Microsoft Canada has pushed out a useful report about the fleeting attention spans of today’s consumers – pointing out it’s not just kids and young adults who can’t keep their noses out of their devices.
The attention span study is a free download and is based on both online surveys and neurological research done late last year.
Here’s the executive summary:
Good news! It’s not as bad as you think. Attention is obviously a necessary ingredient for effective advertising, but Canadians’ digital lifestyles are changing the brain, decreasing the ability for prolonged focus and increasing their appetite for more stimuli.
Marketing too must evolve:
- Don’t believe everything you read: there’s a lot of variance beyond the <30 year old digital natives. Media consumption, frequency of multi-screening, and social media usage are the main indicators of attention span variance.
- Overall, digital lifestyles deplete the ability to remain focused on a single task, particularly in non-digital environments. But, all is not lost. Connected consumers are becoming better at doing more with less via shorter bursts of high attention and more efficient encoding to memory.

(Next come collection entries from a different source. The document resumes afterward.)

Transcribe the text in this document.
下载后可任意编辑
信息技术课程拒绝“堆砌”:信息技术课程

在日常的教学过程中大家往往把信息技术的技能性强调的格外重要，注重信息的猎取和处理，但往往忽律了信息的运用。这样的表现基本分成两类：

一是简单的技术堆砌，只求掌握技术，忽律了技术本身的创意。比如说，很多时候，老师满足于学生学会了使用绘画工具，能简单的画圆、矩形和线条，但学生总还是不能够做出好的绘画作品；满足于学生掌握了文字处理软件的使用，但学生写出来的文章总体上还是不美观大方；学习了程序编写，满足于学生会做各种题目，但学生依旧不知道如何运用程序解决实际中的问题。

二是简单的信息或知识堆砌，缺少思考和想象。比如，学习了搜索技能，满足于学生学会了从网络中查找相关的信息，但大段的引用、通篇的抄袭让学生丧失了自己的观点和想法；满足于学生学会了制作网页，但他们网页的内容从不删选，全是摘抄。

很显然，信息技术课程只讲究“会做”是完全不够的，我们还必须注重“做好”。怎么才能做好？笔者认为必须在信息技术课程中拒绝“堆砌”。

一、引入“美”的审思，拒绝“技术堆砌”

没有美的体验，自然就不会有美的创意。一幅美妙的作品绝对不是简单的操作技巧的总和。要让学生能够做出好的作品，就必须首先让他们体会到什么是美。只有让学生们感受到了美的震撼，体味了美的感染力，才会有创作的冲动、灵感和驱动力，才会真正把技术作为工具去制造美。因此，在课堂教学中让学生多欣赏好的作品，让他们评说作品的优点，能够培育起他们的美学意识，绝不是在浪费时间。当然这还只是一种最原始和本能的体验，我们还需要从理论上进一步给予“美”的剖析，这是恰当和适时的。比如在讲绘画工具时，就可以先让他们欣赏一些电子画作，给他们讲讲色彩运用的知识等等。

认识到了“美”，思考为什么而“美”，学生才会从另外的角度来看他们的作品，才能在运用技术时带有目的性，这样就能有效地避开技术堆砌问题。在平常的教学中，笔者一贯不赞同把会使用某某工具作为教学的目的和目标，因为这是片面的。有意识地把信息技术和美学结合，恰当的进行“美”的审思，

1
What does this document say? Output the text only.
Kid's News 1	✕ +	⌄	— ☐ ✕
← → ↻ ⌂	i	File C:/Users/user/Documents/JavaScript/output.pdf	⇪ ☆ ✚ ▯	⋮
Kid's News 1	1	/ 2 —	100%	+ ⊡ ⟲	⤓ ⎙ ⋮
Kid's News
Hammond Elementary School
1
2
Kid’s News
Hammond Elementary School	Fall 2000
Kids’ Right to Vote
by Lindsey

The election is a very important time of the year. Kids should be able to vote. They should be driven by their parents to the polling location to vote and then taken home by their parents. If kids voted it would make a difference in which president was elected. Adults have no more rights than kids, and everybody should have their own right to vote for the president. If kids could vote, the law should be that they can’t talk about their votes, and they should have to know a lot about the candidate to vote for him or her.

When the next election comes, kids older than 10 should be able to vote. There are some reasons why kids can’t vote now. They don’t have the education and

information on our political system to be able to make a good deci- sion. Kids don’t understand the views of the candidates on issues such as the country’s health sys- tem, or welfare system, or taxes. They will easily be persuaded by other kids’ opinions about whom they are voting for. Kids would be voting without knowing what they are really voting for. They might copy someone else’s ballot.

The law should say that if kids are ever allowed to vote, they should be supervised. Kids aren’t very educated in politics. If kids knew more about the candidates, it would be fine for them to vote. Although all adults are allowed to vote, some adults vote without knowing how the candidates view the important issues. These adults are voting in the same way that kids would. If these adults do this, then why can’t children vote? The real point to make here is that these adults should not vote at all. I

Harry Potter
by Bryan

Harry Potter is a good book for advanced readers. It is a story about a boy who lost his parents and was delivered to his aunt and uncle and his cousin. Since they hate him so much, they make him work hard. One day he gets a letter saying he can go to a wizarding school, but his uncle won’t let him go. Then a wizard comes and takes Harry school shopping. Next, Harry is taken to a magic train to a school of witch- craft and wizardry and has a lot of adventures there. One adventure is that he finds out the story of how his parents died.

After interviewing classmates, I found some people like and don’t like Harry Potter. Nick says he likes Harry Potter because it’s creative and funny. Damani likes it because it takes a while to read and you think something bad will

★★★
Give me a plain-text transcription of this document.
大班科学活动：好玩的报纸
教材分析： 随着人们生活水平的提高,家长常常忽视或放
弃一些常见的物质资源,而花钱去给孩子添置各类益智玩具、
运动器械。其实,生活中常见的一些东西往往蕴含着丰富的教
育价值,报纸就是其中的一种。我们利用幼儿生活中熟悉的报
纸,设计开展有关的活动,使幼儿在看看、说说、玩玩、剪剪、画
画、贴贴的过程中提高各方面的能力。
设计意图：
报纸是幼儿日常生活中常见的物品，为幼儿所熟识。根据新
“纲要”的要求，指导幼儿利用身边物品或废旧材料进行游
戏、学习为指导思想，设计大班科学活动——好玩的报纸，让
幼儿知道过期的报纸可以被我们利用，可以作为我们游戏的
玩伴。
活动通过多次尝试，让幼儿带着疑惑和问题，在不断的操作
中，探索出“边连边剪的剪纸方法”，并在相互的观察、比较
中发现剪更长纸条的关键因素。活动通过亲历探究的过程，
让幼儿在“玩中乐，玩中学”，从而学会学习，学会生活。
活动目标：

- Multi-screening trains consumers to be less effective at filtering out distractions – they are increasingly hungry for something new. This means more opportunities to hijack attention but also that brands need to work harder to maintain it.
What can marketers do?
- Be clear, personal, relevant and (quickly) get to the point
- Defy expectations, leverage rich media and movement to grab attention
- Embed calls to action, be interactive, use sequential messaging, and build cohesive, immersive experiences across screens
What I found particularly useful is validation of the points I go on endlessly about here and in talks I do at conferences and for clients:
- cluttered screens with multiple zones are pointless and counter-productive
- when people see too much crap on a screens, they tune it all out
- you have fleeting seconds to make a point and have an impact
As the study asserts: use simplicity to focus on your message.